C'était dans les années 1980 et, comme dans une publicité vantant le mode de vie occidental, l'auteur qui avait alors 5 ans, était rentré dans la chambre de ses parents à leur réveil, et ils l'avaient invité à s'installer entre eux dans leur lit. Entre eux il regardait pour la première fois à la télévision, un dessin animé, c'était un épisode d'Ulysse 31.
Personnages principaux d'Ulysse 31, FR3, 1981
Revenir à soi, même si c'est un péché.
Comme le dit si bien le générique de ce dessin animé, « Ulysse revient », sans cesse, parce qu'il ne cesse d'errer partout, comme un mort-vivant ou un refrain. Et c'est parce qu'il y a toujours des gens qui errent qu'Ulysse revient toujours comme un refrain : car c'est toujours dans la rêverie des gens qui errent qu'il revient.
A la Renaissance, il revient dans la rêverie de Du Bellay alors en voyage à Rome, et devient aux yeux de qui se replonge dans ces rêveries, le symbole de l'errance des hommes de la Renaissance, qui erraient dans le vieil imaginaire de l'antiquité gréco-romaine. Les hommes de la Renaissance erraient dans cet imaginaire païen, rempli de joies terrestres, parce que le Moyen-Âge d'où ils voulaient sortir avait trop erré lui aussi, mais d'une autre manière : il avait été excessivement chrétien, trop souvent tourné loin de soi, vers les cieux.

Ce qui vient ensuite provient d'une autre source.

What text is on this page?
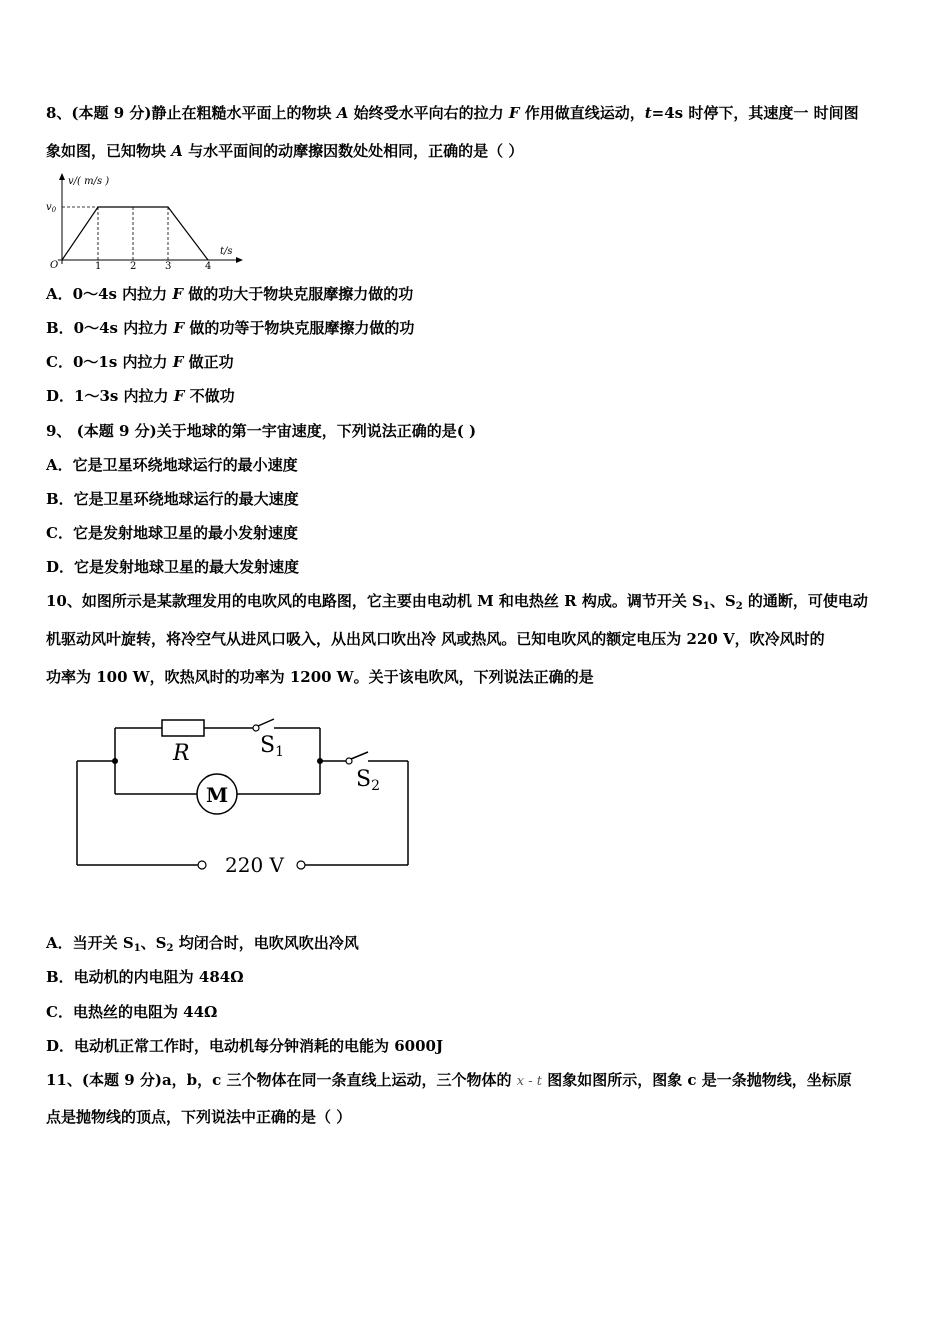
8、(本题 9 分)静止在粗糙水平面上的物块 A 始终受水平向右的拉力 F 作用做直线运动，t=4s 时停下，其速度一 时间图
象如图，已知物块 A 与水平面间的动摩擦因数处处相同，正确的是（ ）
v/( m/s )
$v_0$
t/s
O	1	2	3	4
A．0～4s 内拉力 F 做的功大于物块克服摩擦力做的功
B．0～4s 内拉力 F 做的功等于物块克服摩擦力做的功
C．0～1s 内拉力 F 做正功
D．1～3s 内拉力 F 不做功
9、 (本题 9 分)关于地球的第一宇宙速度，下列说法正确的是( )
A．它是卫星环绕地球运行的最小速度
B．它是卫星环绕地球运行的最大速度
C．它是发射地球卫星的最小发射速度
D．它是发射地球卫星的最大发射速度
10、如图所示是某款理发用的电吹风的电路图，它主要由电动机 M 和电热丝 R 构成。调节开关 $S_1$、$S_2$ 的通断，可使电动
机驱动风叶旋转，将冷空气从进风口吸入，从出风口吹出冷 风或热风。已知电吹风的额定电压为 220 V，吹冷风时的
功率为 100 W，吹热风时的功率为 1200 W。关于该电吹风，下列说法正确的是
R	S1
M
220 V
S2
A．当开关 $S_1$、$S_2$ 均闭合时，电吹风吹出冷风
B．电动机的内电阻为 484Ω
C．电热丝的电阻为 44Ω
D．电动机正常工作时，电动机每分钟消耗的电能为 6000J
11、(本题 9 分)a，b，c 三个物体在同一条直线上运动，三个物体的 x - t 图象如图所示，图象 c 是一条抛物线，坐标原
点是抛物线的顶点，下列说法中正确的是（ ）
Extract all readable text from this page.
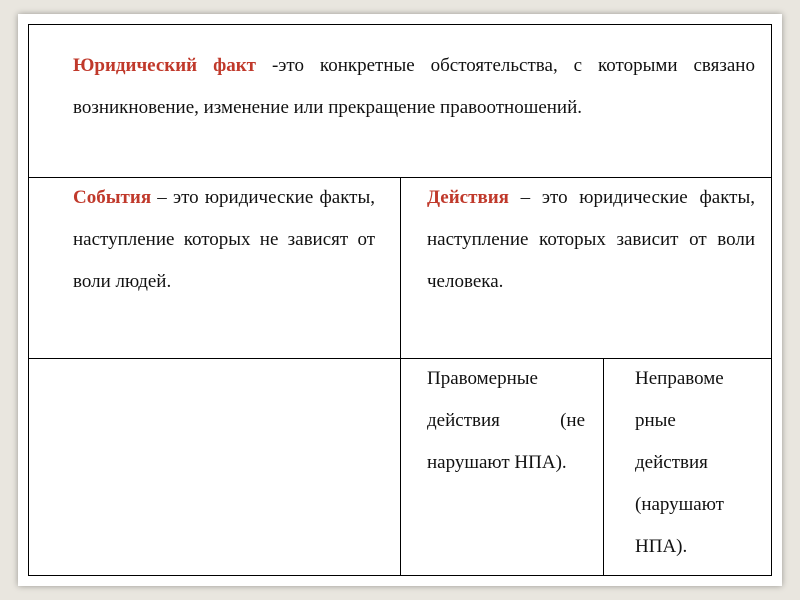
Юридический факт -это конкретные обстоятельства, с которыми связано возникновение, изменение или прекращение правоотношений.
События – это юридические факты, наступление которых не зависят от воли людей.
Действия – это юридические факты, наступление которых зависит от воли человека.
Правомерные действия (не нарушают НПА).
Неправоме
рные
действия
(нарушают
НПА).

Paradoxalement, c'est donc par soif d'un retour à soi, d'un retour à la vie ici-bas, que les hommes de la Renaissance ont commencé par errer loin de leur chez soi, de leur ici.
Mais ils ont fini par s'en rendre compte. Du Bellay a dit dans ses Regrets, poèmes écrits à Rome, que la Rome antique n'était plus qu'une ruine, et qu'il languissait son pays. Puis dans un essai pour la Défense et illustration de la langue française, il a dit que si les artistes français veulent vraiment ressembler aux artistes antiques, il gagneront à s'en inspirer, mais il ne faut pas qu'ils les imitent trop, car rien ne ressemble moins à un artiste qu'un imitateur qui ne fait que reproduire sans créer. Il fallait donc que lui et les autres poètes de la Pléiade fassent vivre leur propre langue, la langue française, comme l'avaient fait avant eux les poètes antiques avec leurs langues antiques.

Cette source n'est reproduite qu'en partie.